Results showed the fine-tuned ASR reached a word error rate (WER) of about 23.7% on the test set, compared with a 36.3% WER for a system trained only on typical speech. Error rates improved for nearly all individual speakers in the test set, including some with atypical patterns such as very rapid speech or stuttering.

“The magnitude of the benefit was striking,” Hasegawa-Johnson said. Participant feedback reinforced the impact: volunteers expressed excitement at the prospect that their phones and smart speakers might better understand them in the future.

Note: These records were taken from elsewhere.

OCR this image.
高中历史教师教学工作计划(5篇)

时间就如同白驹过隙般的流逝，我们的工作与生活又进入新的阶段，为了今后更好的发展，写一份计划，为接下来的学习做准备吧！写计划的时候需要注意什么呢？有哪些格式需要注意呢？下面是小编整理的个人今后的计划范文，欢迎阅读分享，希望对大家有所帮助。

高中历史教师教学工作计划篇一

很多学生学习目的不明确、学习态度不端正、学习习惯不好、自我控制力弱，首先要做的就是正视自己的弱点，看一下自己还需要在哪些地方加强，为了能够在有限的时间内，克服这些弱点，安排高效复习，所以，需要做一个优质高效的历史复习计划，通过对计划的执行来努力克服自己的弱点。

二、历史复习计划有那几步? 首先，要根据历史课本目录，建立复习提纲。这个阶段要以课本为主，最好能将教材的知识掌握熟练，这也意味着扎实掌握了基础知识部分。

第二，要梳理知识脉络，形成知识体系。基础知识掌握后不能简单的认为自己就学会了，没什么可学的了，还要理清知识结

Funding: The research received support from five major technology companies—Amazon, Apple, Google, Meta and Microsoft—as well as grants from the National Institute on Deafness and Other Communication Disorders (NIH award R13DC003383) and the National Science Foundation (award 1725729). The findings and conclusions are those of the authors and do not necessarily reflect the official views of the NIH.

About the Speech Accessibility Project

The Speech Accessibility Project is a multi-institutional initiative based at the Beckman Institute, University of Illinois Urbana-Champaign, launched to improve voice recognition for people with diverse speech patterns and communication disabilities. The project collects, curates, and distributes transcribed U.S. English speech from individuals with conditions such as Parkinson’s disease, Down syndrome, cerebral palsy, amyotrophic lateral sclerosis (ALS), and post-stroke speech impairment. Participants record speech from home, and all samples are manually transcribed and annotated to support ASR and related machine learning research.

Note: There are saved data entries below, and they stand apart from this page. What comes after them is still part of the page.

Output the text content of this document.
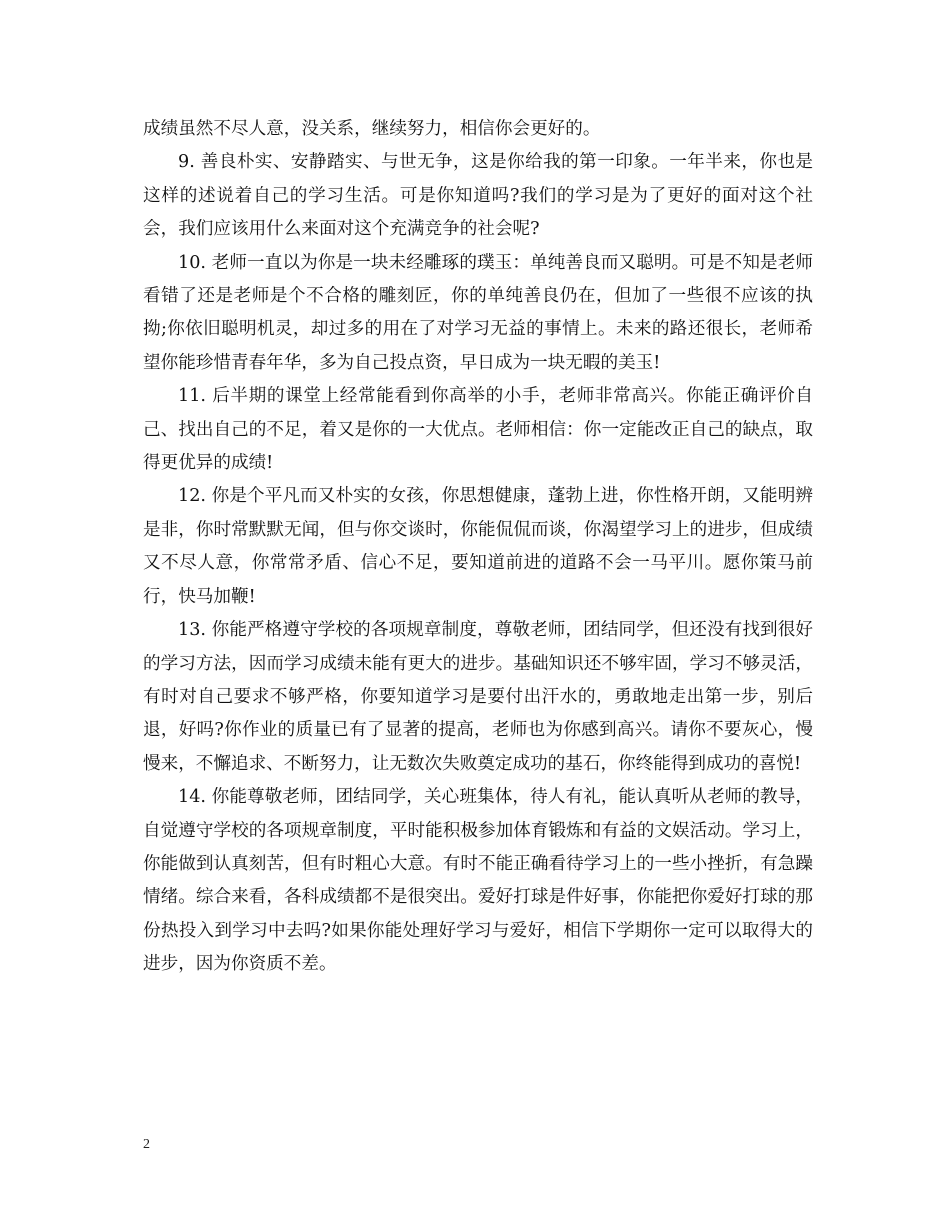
成绩虽然不尽人意，没关系，继续努力，相信你会更好的。

9. 善良朴实、安静踏实、与世无争，这是你给我的第一印象。一年半来，你也是这样的述说着自己的学习生活。可是你知道吗?我们的学习是为了更好的面对这个社会，我们应该用什么来面对这个充满竞争的社会呢?

10. 老师一直以为你是一块未经雕琢的璞玉：单纯善良而又聪明。可是不知是老师看错了还是老师是个不合格的雕刻匠，你的单纯善良仍在，但加了一些很不应该的执拗;你依旧聪明机灵，却过多的用在了对学习无益的事情上。未来的路还很长，老师希望你能珍惜青春年华，多为自己投点资，早日成为一块无暇的美玉!

11. 后半期的课堂上经常能看到你高举的小手，老师非常高兴。你能正确评价自己、找出自己的不足，着又是你的一大优点。老师相信：你一定能改正自己的缺点，取得更优异的成绩!

12. 你是个平凡而又朴实的女孩，你思想健康，蓬勃上进，你性格开朗，又能明辨是非，你时常默默无闻，但与你交谈时，你能侃侃而谈，你渴望学习上的进步，但成绩又不尽人意，你常常矛盾、信心不足，要知道前进的道路不会一马平川。愿你策马前行，快马加鞭!

13. 你能严格遵守学校的各项规章制度，尊敬老师，团结同学，但还没有找到很好的学习方法，因而学习成绩未能有更大的进步。基础知识还不够牢固，学习不够灵活，有时对自己要求不够严格，你要知道学习是要付出汗水的，勇敢地走出第一步，别后退，好吗?你作业的质量已有了显著的提高，老师也为你感到高兴。请你不要灰心，慢慢来，不懈追求、不断努力，让无数次失败奠定成功的基石，你终能得到成功的喜悦!

14. 你能尊敬老师，团结同学，关心班集体，待人有礼，能认真听从老师的教导，自觉遵守学校的各项规章制度，平时能积极参加体育锻炼和有益的文娱活动。学习上，你能做到认真刻苦，但有时粗心大意。有时不能正确看待学习上的一些小挫折，有急躁情绪。综合来看，各科成绩都不是很突出。爱好打球是件好事，你能把你爱好打球的那份热投入到学习中去吗?如果你能处理好学习与爱好，相信下学期你一定可以取得大的进步，因为你资质不差。

2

As of mid-2024 the project had shared hundreds of thousands of speech samples with partner organizations to accelerate the development of more inclusive speech technologies.

Conducting research with the Speech Accessibility Project

The SAP released a data package containing approximately 170 hours of annotated speech from 211 participants with dysarthria related to Parkinson’s disease, available to researchers and organizations conducting accessibility-focused ASR research. The project accepts proposals from academic labs, nonprofits, and companies interested in using these recordings to improve voice recognition for people with speech disabilities.

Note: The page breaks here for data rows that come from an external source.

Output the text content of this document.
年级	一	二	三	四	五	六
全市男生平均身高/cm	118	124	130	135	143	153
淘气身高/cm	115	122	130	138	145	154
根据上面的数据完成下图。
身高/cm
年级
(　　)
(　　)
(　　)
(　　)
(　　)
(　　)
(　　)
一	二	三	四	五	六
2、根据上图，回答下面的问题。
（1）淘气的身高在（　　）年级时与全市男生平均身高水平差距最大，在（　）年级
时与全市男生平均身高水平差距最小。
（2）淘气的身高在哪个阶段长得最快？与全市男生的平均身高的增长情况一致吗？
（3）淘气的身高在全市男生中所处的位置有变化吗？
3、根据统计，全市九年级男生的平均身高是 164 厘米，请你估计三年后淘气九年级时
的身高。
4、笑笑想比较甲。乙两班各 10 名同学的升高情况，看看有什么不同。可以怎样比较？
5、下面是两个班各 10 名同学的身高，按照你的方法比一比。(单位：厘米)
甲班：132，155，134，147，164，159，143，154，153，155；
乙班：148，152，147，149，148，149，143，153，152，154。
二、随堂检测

About this research and reporting

Author: Jenna Kurtzweil
Source: Beckman Institute
Contact: Jenna Kurtzweil – Beckman Institute
Image: Image credited to Neuroscience News

Original research: Open access. “Community-Supported Shared Infrastructure in Support of Speech Accessibility” by Mark Hasegawa-Johnson et al., Journal of Speech, Language, and Hearing Research.

Abstract

Community-Supported Shared Infrastructure in Support of Speech Accessibility

Purpose:

The Speech Accessibility Project (SAP) aims to accelerate research and development in automatic speech recognition and related machine learning applications for people with speech disabilities. This article introduces the SAP resource and presents baseline analysis from the first public data release.

Method:

SAP collects, curates, and distributes transcribed U.S. English speech from people with speech and language disabilities. Participants record at home using personal devices. All samples are manually transcribed, and a subset of recordings per participant is annotated along diagnostic dimensions. Participants were randomly assigned to training, development, and test sets to enable controlled ASR experiments and evaluation of error rates.

Results:

The 2023-10-05 SAP data package includes speech from 211 people with dysarthria related to Parkinson’s disease, plus an additional 42 speakers in the test set. A baseline ASR that achieves a low error rate for typical speech transcribed the dysarthric test speech with a substantially higher word error rate; fine-tuning the model on dysarthric speech reduced that error rate meaningfully.

Conclusions:

Preliminary results indicate that a large corpus of dysarthric and dysphonic speech can significantly enhance speech technology for people with disabilities. By sharing these data and annotations, the Speech Accessibility Project seeks to accelerate the development of more inclusive and effective voice recognition systems.